Microstructured fibres (MSFs) for nanoelectrospray ionization (nano-esi) and chromatographic applications

用于纳电喷雾电离 (nano-esi) 和色谱应用的微结构纤维 (MSF)

• 批准号: 239026-2011
• 负责人: Oleschuk, Richard
• 金额: $ 5.1万
• 依托单位: Queen's University
• 依托单位国家: 加拿大
• 项目类别: Discovery Grants Program - Individual
• 财政年份: 2012
• 资助国家: 加拿大
• 起止时间: 2012-01-01 至 2013-12-31
• 项目状态: 已结题
• 来源: https://www.nserc-crsng.gc.ca/ase-oro/Details-Detailles_eng.asp?id=514420
• 关键词: Microstructured; fibres; MSFs; nanoelectrospray; ionization

Our laboratory is interested in the development of novel separation and detection methods for chemical analysis.

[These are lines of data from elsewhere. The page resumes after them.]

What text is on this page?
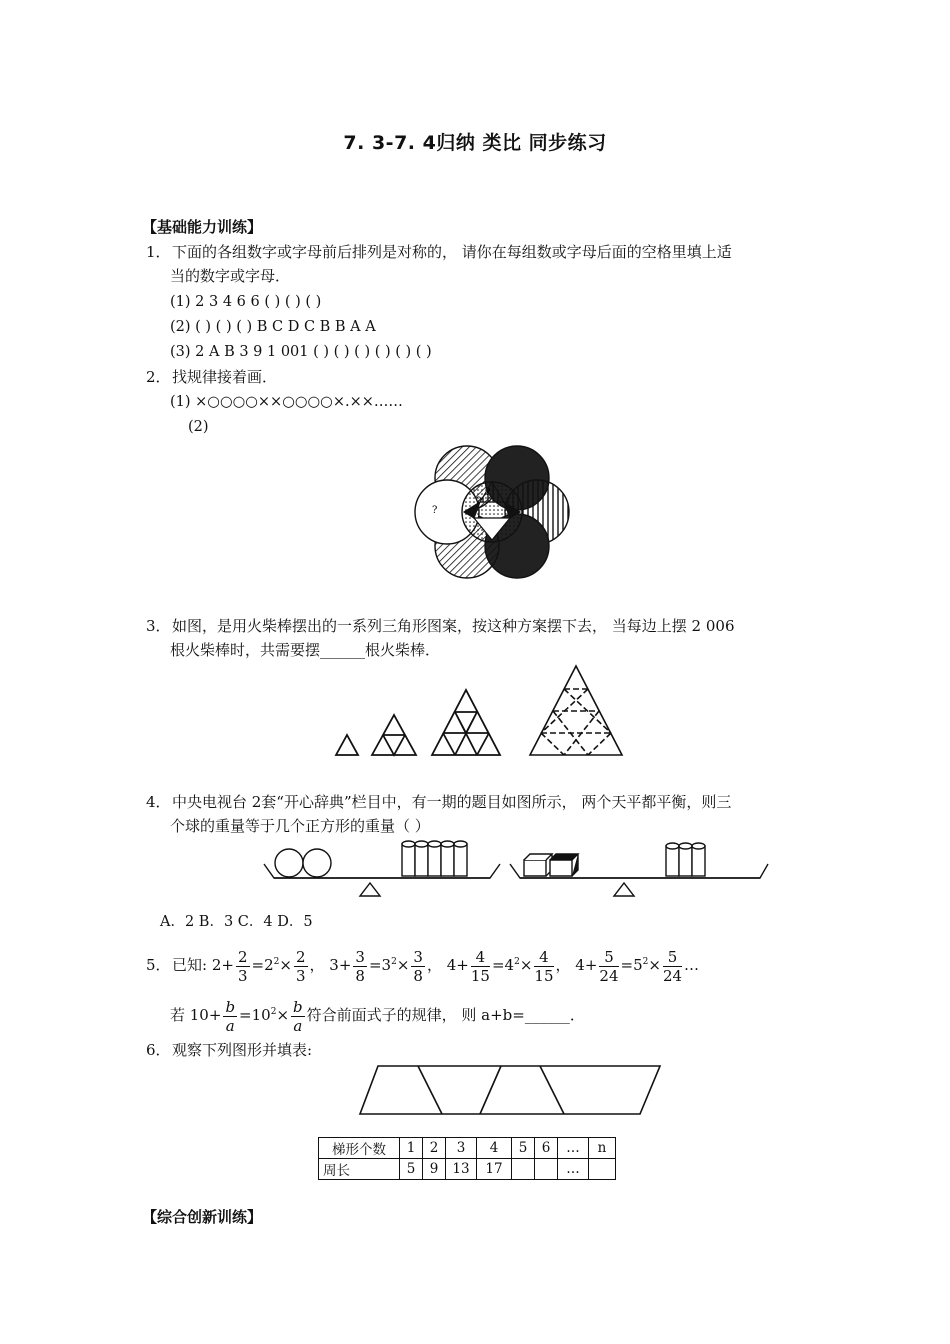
7. 3-7. 4归纳 类比 同步练习
【基础能力训练】
1．下面的各组数字或字母前后排列是对称的， 请你在每组数或字母后面的空格里填上适
当的数字或字母．
(1) 2 3 4 6 6 ( ) ( ) ( )
(2) ( ) ( ) ( ) B C D C B B A A
(3) 2 A B 3 9 1 001 ( ) ( ) ( ) ( ) ( ) ( )
2．找规律接着画．
(1) ×○○○○××○○○○×.××……
(2)
?
?
?
3．如图，是用火柴棒摆出的一系列三角形图案，按这种方案摆下去， 当每边上摆 2 006
根火柴棒时，共需要摆______根火柴棒．
4．中央电视台 2套“开心辞典”栏目中，有一期的题目如图所示， 两个天平都平衡，则三
个球的重量等于几个正方形的重量（ ）
A．2 B．3 C．4 D．5
5．已知: $2+ \frac{2}{3} =2^2\times \frac{2}{3}$ ， $3+ \frac{3}{8} =3^2\times \frac{3}{8}$ ， $4+ \frac{4}{15} =4^2\times \frac{4}{15}$ ， $4+ \frac{5}{24} =5^2\times \frac{5}{24}$ …
若 $10+ \frac{b}{a} =10^2\times \frac{b}{a}$ 符合前面式子的规律， 则 a+b=______．
6．观察下列图形并填表:
梯形个数	1	2	3	4	5	6	…	n
周长	5	9	13	17			…	
【综合创新训练】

Chemical analysis forms the basis for discovery in a wide variety of disciplines (e.g. environment, medical and "omics" related research areas). The development of analysis systems that are faster, require less sample with increased sensitivity are in constant demand and become critical to probing e.g. biological and chemical systems at cellular/sub-cellular levels. We plan to adopt a novel optical fiber material for use as both a substrate for open tubular liquid chromatography and for high sensitivity nanoelectrospray ionization mass spectrometry. Fibres with a number of different hole sizes and hole patterns have only recently become commercially available. The multiple, parallel silica channels presented by the MSF act as a promising substrate for a nanoOTLC column, as they have diameters near the ideal range for interactions (1 to 3 µm). Furthermore, the application of MSF's for nanoelectrospray has the potential to substantially improve the way in which nanoelectrospray is performed. Conventional emitters are tapered and as a result suffer from continuous clogging and offer very poor emitter-emitter reproducibility. MSF's can function as an emitter by pumping liquid through the pores of the fibre and as a result of the numerous flow paths virtually eliminate problems associated with clogging. Furthermore, if each hole could act as an independent emitter then a significant increase in ion production and sensitivity would result. As such, a greater number of electrospray emitters increase the ionization efficiency leading to enhanced sensitivity. MSFs with different hole patterns and hole sizes will be utilized to manufacture nanoelectrospray emitters that both improve nanospray robustness and enhance nanoelectrospray sensitivity. The application of these novel fibres to both liquid chromatography and nanoelectrospray has the potential to completely revolutionize both research areas.

我们的实验室对开发用于化学分析的新型分离和检测方法感兴趣。化学分析构成了各种学科（例如环境，医学和“组学”相关研究领域）发现的基础。不断需要开发更快、需要更少样品且灵敏度增加的分析系统，并且对于在细胞/亚细胞水平上探测例如生物和化学系统变得至关重要。我们计划采用一种新型的光纤材料，既用作开管液相色谱的基质，又用于高灵敏度的纳米电喷雾电离质谱。具有许多不同孔尺寸和孔图案的纤维最近才商业上可获得。MSF提供的多个平行二氧化硅通道作为nanoOTLC柱的有前途的基底，因为它们的直径接近相互作用的理想范围（1至3 μm）。此外，MSF用于纳米电喷雾的应用具有实质上改进执行纳米电喷雾的方式的潜力。传统的发射器是锥形的，因此遭受连续堵塞，并提供非常差的发射器-发射器再现性。MSF可以通过将液体泵送通过纤维的孔隙来起到发射器的作用，并且由于众多的流动路径，实际上消除了与堵塞相关的问题。此外，如果每个孔可以充当独立的发射器，则将导致离子产生和灵敏度的显著增加。因此，更大数量的电喷雾发射器增加电离效率，导致灵敏度增强。具有不同孔图案和孔尺寸的MSF将用于制造纳米电喷雾发射器，其既改善纳米喷雾鲁棒性又增强纳米电喷雾灵敏度。这些新型纤维在液相色谱和纳米电喷雾中的应用有可能彻底改变这两个研究领域。